The Department of Defense announced that Chicago-based Boeing has been awarded the contracts to both produce and deliver missiles and also modernize so-called Harpoon and Standoff Land Attack Missile Expanded Response, or SLAM ER weapon systems.
The first contract, worth $1.97 billion, is for the modernization of SLAM ER cruise missiles as well as delivery of 650 new missiles "in support of the government of Saudi Arabia," the Pentagon said.
The second, $650 million contract is for delivery of 467 new Harpoon Block II anti-ship missiles, including more than 400 to Saudi Arabia.
The others will be delivered to Brazil, Qatar and Thailand. Support equipment will be supplied to India, Japan, the Netherlands and South Korea, the Pentagon said. The work will be done mostly at the company’s St. Louis and Indianapolis plants.

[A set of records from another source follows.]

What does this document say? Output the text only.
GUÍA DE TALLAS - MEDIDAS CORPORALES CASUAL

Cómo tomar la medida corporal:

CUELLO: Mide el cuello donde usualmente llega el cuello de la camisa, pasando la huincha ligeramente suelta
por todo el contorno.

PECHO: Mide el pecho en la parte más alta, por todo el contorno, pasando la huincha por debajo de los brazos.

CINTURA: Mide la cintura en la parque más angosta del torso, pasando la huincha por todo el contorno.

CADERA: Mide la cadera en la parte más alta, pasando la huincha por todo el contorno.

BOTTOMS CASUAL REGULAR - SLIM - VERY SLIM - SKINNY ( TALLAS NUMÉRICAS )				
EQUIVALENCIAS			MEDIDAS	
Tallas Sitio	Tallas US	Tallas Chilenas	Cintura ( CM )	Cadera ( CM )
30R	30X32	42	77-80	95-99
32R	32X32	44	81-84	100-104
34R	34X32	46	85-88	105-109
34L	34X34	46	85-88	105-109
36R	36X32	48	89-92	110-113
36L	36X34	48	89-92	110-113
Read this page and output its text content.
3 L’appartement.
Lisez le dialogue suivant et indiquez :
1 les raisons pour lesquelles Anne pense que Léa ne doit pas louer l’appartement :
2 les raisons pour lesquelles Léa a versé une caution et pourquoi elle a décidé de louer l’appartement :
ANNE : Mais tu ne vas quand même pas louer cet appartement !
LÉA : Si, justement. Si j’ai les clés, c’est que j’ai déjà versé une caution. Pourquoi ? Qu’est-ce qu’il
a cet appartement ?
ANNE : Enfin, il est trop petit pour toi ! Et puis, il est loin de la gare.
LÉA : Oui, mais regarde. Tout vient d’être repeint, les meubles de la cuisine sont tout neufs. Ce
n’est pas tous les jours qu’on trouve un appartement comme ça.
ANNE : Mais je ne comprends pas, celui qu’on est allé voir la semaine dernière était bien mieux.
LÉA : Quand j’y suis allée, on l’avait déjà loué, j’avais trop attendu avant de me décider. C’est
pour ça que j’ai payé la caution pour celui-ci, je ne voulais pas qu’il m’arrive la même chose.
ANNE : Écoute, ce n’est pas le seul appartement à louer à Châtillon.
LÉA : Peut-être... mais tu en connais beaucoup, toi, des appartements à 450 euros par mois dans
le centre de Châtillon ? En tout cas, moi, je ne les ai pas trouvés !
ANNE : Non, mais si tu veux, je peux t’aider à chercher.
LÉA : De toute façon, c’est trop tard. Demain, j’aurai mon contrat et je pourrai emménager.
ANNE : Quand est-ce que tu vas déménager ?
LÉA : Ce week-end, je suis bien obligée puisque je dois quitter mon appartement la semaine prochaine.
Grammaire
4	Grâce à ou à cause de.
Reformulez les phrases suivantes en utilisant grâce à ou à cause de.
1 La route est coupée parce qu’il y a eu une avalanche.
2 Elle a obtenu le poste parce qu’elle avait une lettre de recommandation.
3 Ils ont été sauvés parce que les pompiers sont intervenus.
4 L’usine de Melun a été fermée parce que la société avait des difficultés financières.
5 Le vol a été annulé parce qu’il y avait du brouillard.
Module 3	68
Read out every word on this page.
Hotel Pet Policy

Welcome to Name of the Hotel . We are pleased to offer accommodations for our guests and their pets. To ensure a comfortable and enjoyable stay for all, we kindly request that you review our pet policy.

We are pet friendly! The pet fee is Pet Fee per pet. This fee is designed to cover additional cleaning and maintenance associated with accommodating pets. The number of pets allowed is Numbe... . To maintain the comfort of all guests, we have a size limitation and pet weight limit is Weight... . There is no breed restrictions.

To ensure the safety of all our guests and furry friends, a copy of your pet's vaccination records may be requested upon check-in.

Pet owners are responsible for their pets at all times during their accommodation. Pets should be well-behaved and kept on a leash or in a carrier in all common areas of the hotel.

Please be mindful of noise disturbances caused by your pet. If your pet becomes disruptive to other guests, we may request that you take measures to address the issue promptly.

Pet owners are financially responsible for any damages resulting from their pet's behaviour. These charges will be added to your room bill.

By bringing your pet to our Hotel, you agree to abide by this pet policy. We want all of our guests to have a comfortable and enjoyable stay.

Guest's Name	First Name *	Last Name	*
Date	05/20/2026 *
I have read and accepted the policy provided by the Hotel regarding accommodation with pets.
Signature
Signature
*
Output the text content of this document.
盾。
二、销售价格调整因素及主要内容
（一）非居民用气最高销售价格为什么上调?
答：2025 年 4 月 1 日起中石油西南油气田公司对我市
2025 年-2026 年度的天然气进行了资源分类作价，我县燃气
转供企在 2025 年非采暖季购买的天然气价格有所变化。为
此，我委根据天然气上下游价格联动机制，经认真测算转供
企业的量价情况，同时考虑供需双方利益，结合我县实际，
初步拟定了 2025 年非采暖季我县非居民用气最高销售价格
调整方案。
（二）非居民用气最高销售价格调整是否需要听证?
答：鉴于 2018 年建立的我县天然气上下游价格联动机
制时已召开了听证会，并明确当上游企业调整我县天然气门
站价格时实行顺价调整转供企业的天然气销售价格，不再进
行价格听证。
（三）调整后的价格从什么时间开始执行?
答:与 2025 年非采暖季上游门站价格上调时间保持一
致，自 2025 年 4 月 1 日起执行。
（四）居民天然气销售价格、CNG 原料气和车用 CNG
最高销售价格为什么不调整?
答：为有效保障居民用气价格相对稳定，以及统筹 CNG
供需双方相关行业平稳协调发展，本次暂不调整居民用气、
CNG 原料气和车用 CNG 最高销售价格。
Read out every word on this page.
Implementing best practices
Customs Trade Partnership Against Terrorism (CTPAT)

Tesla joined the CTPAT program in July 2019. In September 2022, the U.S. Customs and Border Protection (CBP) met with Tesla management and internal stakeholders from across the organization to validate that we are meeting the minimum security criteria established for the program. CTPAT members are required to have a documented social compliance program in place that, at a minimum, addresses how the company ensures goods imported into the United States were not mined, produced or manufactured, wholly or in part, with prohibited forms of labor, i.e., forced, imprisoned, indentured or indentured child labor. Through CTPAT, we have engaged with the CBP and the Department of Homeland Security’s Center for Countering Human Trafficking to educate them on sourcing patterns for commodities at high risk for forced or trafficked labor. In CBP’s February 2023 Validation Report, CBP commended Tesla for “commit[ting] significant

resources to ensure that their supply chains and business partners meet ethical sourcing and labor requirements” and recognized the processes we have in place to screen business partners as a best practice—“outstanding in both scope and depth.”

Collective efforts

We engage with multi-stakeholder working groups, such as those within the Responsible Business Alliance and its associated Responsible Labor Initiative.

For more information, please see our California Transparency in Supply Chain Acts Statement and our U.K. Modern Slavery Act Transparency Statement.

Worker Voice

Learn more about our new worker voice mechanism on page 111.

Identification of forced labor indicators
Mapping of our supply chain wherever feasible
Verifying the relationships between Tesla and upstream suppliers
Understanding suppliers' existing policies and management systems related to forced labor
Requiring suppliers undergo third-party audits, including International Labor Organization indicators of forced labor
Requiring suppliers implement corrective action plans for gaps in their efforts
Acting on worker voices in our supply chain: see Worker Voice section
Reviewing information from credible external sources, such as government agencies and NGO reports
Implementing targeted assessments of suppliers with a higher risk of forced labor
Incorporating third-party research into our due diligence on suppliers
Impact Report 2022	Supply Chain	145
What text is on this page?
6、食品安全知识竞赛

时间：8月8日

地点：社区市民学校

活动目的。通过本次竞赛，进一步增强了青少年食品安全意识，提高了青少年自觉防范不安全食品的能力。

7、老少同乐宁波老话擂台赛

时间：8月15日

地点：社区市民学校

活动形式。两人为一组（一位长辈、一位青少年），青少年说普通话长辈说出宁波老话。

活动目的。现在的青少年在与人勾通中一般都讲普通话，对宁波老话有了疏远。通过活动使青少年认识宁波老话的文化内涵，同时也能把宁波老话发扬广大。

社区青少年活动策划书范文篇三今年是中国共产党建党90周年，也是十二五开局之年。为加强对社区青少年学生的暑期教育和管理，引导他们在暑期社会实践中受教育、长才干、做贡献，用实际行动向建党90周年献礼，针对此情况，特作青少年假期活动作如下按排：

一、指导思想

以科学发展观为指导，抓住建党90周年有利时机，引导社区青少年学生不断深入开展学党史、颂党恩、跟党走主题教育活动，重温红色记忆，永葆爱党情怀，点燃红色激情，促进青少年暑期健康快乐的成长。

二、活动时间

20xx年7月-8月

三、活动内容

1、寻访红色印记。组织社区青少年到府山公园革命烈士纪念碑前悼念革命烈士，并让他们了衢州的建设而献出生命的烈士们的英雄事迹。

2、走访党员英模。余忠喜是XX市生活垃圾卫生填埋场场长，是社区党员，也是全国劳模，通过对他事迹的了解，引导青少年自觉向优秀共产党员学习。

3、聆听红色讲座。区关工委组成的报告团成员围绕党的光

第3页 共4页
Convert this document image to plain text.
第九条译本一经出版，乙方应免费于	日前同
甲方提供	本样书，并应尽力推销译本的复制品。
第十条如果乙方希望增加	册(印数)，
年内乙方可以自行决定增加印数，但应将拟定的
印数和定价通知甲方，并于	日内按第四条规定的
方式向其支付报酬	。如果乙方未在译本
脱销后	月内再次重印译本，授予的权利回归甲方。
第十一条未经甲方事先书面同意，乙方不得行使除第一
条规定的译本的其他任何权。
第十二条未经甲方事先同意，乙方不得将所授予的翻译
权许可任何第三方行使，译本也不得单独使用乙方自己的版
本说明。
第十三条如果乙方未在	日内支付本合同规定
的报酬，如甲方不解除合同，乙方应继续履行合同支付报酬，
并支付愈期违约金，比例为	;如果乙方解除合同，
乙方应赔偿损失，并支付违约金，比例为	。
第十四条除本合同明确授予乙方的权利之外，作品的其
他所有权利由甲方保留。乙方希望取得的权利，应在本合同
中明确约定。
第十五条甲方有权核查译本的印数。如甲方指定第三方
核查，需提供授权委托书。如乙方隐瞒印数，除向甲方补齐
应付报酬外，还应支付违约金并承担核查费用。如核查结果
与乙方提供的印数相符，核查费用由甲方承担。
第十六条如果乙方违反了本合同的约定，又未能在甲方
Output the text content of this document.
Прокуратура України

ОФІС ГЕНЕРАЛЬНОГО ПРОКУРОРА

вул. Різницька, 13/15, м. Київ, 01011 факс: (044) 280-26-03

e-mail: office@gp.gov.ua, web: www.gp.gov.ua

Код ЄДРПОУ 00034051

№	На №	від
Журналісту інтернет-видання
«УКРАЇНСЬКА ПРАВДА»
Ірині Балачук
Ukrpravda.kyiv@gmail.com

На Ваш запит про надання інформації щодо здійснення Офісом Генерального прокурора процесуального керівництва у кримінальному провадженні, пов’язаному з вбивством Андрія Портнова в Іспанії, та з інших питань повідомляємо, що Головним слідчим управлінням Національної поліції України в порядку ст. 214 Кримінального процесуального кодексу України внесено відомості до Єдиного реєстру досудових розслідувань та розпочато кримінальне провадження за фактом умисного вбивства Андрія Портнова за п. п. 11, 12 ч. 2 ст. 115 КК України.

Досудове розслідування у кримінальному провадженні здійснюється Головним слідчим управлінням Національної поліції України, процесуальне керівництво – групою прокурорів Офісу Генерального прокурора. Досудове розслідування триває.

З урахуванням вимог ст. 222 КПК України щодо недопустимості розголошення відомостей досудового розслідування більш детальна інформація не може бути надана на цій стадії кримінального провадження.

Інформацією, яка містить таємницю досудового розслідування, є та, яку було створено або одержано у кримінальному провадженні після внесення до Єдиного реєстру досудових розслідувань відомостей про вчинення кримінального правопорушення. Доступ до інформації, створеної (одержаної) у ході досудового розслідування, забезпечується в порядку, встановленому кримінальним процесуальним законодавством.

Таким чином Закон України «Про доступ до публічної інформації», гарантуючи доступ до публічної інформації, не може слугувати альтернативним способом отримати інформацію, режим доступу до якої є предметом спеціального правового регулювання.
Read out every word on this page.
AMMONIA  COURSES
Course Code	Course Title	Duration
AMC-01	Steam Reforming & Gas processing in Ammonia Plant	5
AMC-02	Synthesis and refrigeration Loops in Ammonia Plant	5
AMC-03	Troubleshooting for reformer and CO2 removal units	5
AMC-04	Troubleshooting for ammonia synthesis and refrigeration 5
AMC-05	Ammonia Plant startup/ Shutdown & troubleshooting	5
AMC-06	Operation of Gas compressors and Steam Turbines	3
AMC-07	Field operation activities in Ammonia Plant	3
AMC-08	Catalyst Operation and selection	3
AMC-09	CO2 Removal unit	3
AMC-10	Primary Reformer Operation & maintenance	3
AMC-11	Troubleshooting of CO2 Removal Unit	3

The contracts are a positive for Boeing, which has suffered dramatic declines in revenue and a surge in costs related to the coronavirus pandemic and plunge in air travel, which has slammed demand for new planes. Ongoing efforts to get its grounded 737 MAX planes back in the air have also hit Boeing’s bottom line.
In its own statement, Boeing said the new contracts would ensure the continuation of the Harpoon program through 2026 and restart its SLAM ER production line. Boeing delivered its last SLAM ER weapon system in 2008.
In addition to making airplanes, Boeing also designs, manufactures, and sells rotorcraft, rockets, satellites, telecommunications equipment, and missiles worldwide.
Shares of Boeing were down 3.88% at $116.79 in trading on Thursday.